Apa akar masalah sehingga para pemimpin kita yang berkompetisi atau pelajar kita yang mengikuti ujian tak bisa menerima kekalahan? Karena mereka tidak memiliki sikap legowo alias tidak bisa menerima kekalahan. Mereka terlalu percaya diri pasti menang, terlalu percaya diri bahwa dirinya yang terbaik, terlalu percaya diri pada pemikiran diri sendiri. Sehingga, saat kenyataan berbicara atau prediksi serta impian mereka hancur, mereka tidak terima. Tentu ini bukan contoh yang baik untuk kita tiru. Mentalitas pecundang seharusnya kita buang dan kita ganti dengan mentalitas legowo. Kita semua tentu masih ingat pemilihan presiden Amerika Serikat yang di ikuti Obama dan M. Cain pada tahun 2008? Kedua kandidat ini bersaing ketat dan sama-sama memiliki track record yang membanggakan. Saat pemilu selesai dan Obama dinyatakan menang, M. Cain dengan legowo mengumpulkan pendukungnya dan mengadakan jumpa pers. Dengan lapang dada beliau memberikan selamat kepada Obama dan mengajak semua pendukungnya mendukung Obama dan pemerintahan yang kelak akan di pimpinnya. M. Cain juga mengucapkan terima kasih kepada rakyat Amerika dan simpatisannya yang mengikuti pemilu itu dengan baik.

Kekalahan memang menyakitkan, namun sikap legowo akan membuat kita di puji banyak orang. Seluruh dunia tidak mengejek M. Cain karena kalah justru sebaliknya memuji sikapnya yang mau menerima kekalahan. Kalah tidak selalu hancur, seringkali kekalahan justru membuat orang lain tahu bahwa diri kita memiliki karakter yang bagus, karakter yang tetap memberikan inspirasi walaupun sedang kalah. Hari ini bagaimana dengan Anda? Apakah Anda termasuk orang yang legowo atau orang tak bisa menerima kekalahan?
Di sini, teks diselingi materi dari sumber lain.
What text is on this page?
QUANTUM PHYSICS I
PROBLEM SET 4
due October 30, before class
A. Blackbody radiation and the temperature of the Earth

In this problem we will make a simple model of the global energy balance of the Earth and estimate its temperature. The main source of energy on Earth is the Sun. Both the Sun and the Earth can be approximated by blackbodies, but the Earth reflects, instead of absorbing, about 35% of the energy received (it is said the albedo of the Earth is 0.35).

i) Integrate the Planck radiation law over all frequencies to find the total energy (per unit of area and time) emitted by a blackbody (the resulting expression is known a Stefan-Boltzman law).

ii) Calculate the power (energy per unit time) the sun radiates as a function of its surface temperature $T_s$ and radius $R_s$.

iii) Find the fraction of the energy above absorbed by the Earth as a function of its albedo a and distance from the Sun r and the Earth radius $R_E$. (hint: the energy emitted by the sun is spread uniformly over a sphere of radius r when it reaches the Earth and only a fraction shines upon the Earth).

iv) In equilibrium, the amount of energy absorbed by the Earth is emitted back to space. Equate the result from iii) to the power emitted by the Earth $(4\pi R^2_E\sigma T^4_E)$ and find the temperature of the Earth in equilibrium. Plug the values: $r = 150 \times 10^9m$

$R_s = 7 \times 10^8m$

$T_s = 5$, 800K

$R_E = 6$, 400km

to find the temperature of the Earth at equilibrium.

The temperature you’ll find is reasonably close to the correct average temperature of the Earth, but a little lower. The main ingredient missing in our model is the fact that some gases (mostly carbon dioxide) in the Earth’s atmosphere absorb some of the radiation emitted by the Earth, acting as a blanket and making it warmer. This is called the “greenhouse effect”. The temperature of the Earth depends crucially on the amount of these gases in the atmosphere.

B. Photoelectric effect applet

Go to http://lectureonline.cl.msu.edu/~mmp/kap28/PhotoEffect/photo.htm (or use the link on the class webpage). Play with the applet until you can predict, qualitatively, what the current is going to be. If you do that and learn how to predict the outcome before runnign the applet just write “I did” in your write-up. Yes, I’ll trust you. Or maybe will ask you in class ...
Manakah yang Anda tiru, sikap M. Cain yang legowo atau Saul yang sangat membenci Daud karena tak bisa menerima kenyataan Daud lebih baik dari dirinya? Sehebat apapun diri Anda dan saya, akan selalu ada orang yang lebih hebat maupun lebih rendah di banding kita. Sikap tak bisa menerima kekalahan hanya akan menjadi senjata makan tuan kalau tidak segera kita buang. Belajar dari pengalaman raja Saul, mari kita belajar bersikap ksatria dalam kompetisi hidup apapun yang kita ikuti. Saat menang, janganlah kita takabur dan menganggap diri kita yang paling baik. Saat kalah, jangan mendendam dan membenci sang pemenang, namun belajarlah menerima kekalahan dengan lapang dada dan terus memperbaiki diri.